Diversification. Since many personal investment philosophies involve diversification and most ESOPs are invested by the trustee into one company, ESOP diversification gives the participant the opportunity to take the helm of investing part of their ESOP balance. This feature allows the participant to divest a portion of the account balance out of employer stock and into a more conservative and/or diversified option.
Risk-based. It is not uncommon for people to invest more conservatively as they near retirement. Target Date Fund managers remove risk from portfolios as the funds near the targeted retirement date, i.e., a 2060 fund might start out at a 90% stock/10% bond mix and migrate to 50% stock/50% bond during its “glide path.” Since employer stock is generally viewed as having more risk (as well as higher long-term results) than even publicly traded small and micro-cap funds, electing to diversify out of employer stock removes some market risk from a portfolio.
Varying Sale Prices. If ESOP diversification is not elected, many ESOP distributions are made based on a single year’s stock valuation. A participant that receives an ESOP distribution when an employer stock price is at an all-time high is more fortunate than one receiving a distribution after an employer stock price decreases. Choosing to diversify a portion of your account balance during the multi-year window provides for some selling of employer stock at varying prices.
Busted Myth. Some participants believe diversifying employer stock indicates a loss of faith in the company. Once we strip the emotion from this myth, we realize ESOP diversification can be viewed as a positive for all involved: 1) The participant removes potential risk from the overall portfolio, and 2) allows either the employer to buy back the stock or other participants in the plan to invest.

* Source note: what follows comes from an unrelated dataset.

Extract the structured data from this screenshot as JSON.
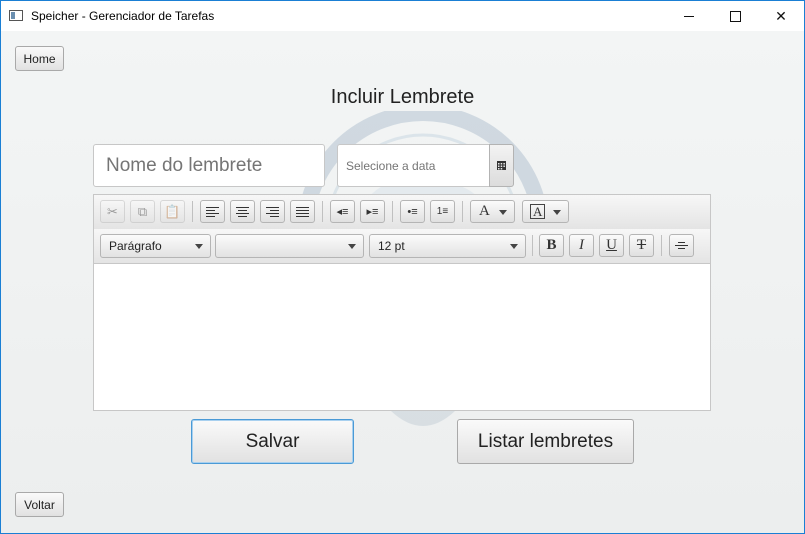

In most situations, diversification is seen as a healthy transaction for all involved.
How does a participant engage in ESOP diversification? It starts with eligibility; most ESOPs allow diversification once you have reached age 55 and completed 10 years of service or plan participation. Next, let your plan sponsor know you want to diversify shares and request the paperwork to make the election.
If you are nearing age 55, inquire about the ESOP’s diversification conditions;
If you are eligible, request the paperwork from your plan sponsor;
Weigh the options/factors and make an election.